Phillip Baxley, the president of Shell Hydrogen, which has opened several of the stations equipped to handle hydrogen cars in the Los Angeles area, said his company was now hoping that the first small-scale rollout of hydrogen vehicles would begin by 2025. "It may be a long time before it happens," he said. Romm is even less optimistic. He said he thinks hydrogen cars will be broadly available to the general public "not in our lifetime, and very possibly never."
On the bus
The most advanced hydrogen fuel-cell bus in the world is as quiet as a golf cart. And it doesn't smell like a conventional bus, because there are no gasoline fumes. "Go ahead and floor it," says a technician with UTC Systems, maker of the fuel cell that powers the vehicle. He grabs onto a support pole while I take a quick spin around the AC Transit substation. "Just keep spinning the wheel until you can't anymore," he says.
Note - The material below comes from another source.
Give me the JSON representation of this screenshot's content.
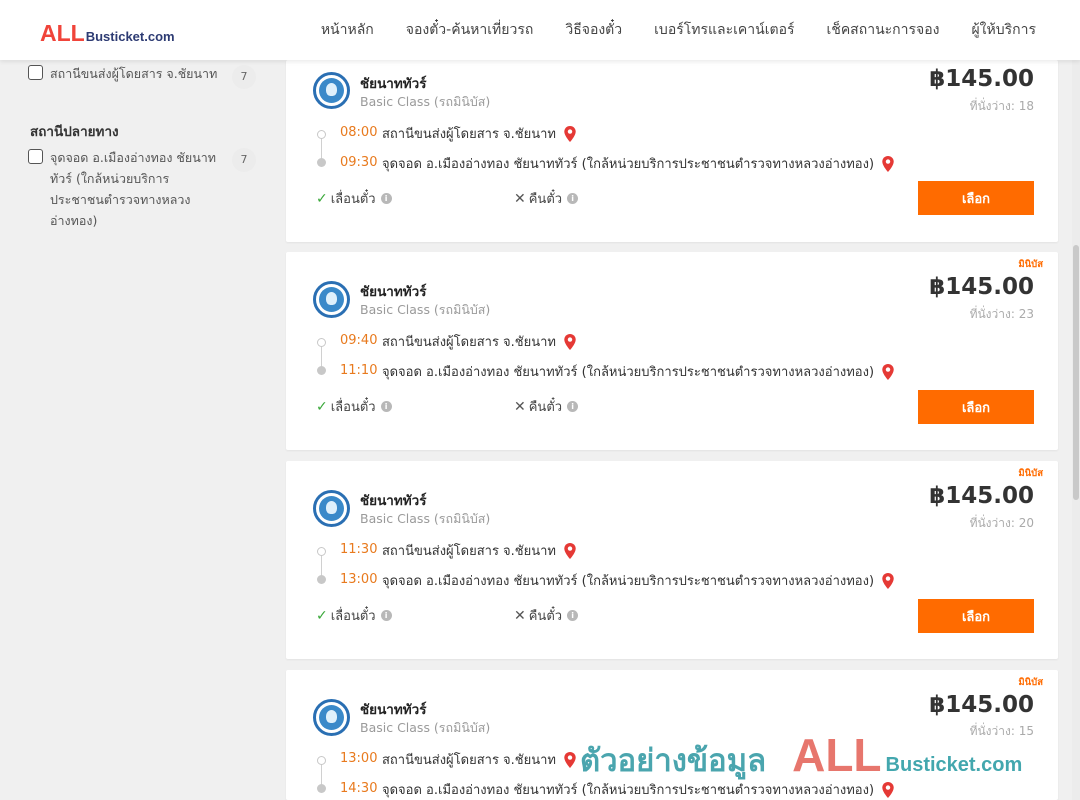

It's a quick journey, and the impressive turning radius of the 9,000-pound, $3.2 million bus makes it even quicker. Just fueled up with hydrogen, the bus is about to go back on to the streets of East Oakland. Five more hydrogen-powered fuel-cell buses are planned for the coming years, to be built by the pioneering Belgian contractor Van Hool NV, which has also begun introducing prototypes in Europe.
"I know the arguments that Joe Romm makes," says Levin, the hydrogen advocate, after the bus has rolled to a stop. Standing next to the vehicle, gesturing to the corporate logos and state agency decals plastered on its sides, Levin gives a rueful smile. "Look, Chevron is a big oil company, and that's an emotional issue. Clearly there's a PR value for them, but it could also be a big part of their future. You could accuse other companies of just waiting to see how it all turns out," Levin says. "At the end of the day, 100,000 people in East Oakland have experienced a hydrogen-powered bus, with no fumes and no noise."
No members of the public have requested to use the substation to fill up their hydrogen-powered cars, Levin says, and he admits that the very idea isn't practical because of the safety, permitting and technical issues associated with current hydrogen technology. When asked what role his fueling station plays on the Hydrogen Highway, Levin chortles.
"If there's going to be a highway, it's going to start with fleet applications like ours," he says, slipping off his black sunglasses, toying with them in his hands. "Do you have a hydrogen car? Will you in five years?" And then he puts his shades back on and says, "It's not a silver bullet."
The author writes from San Francisco.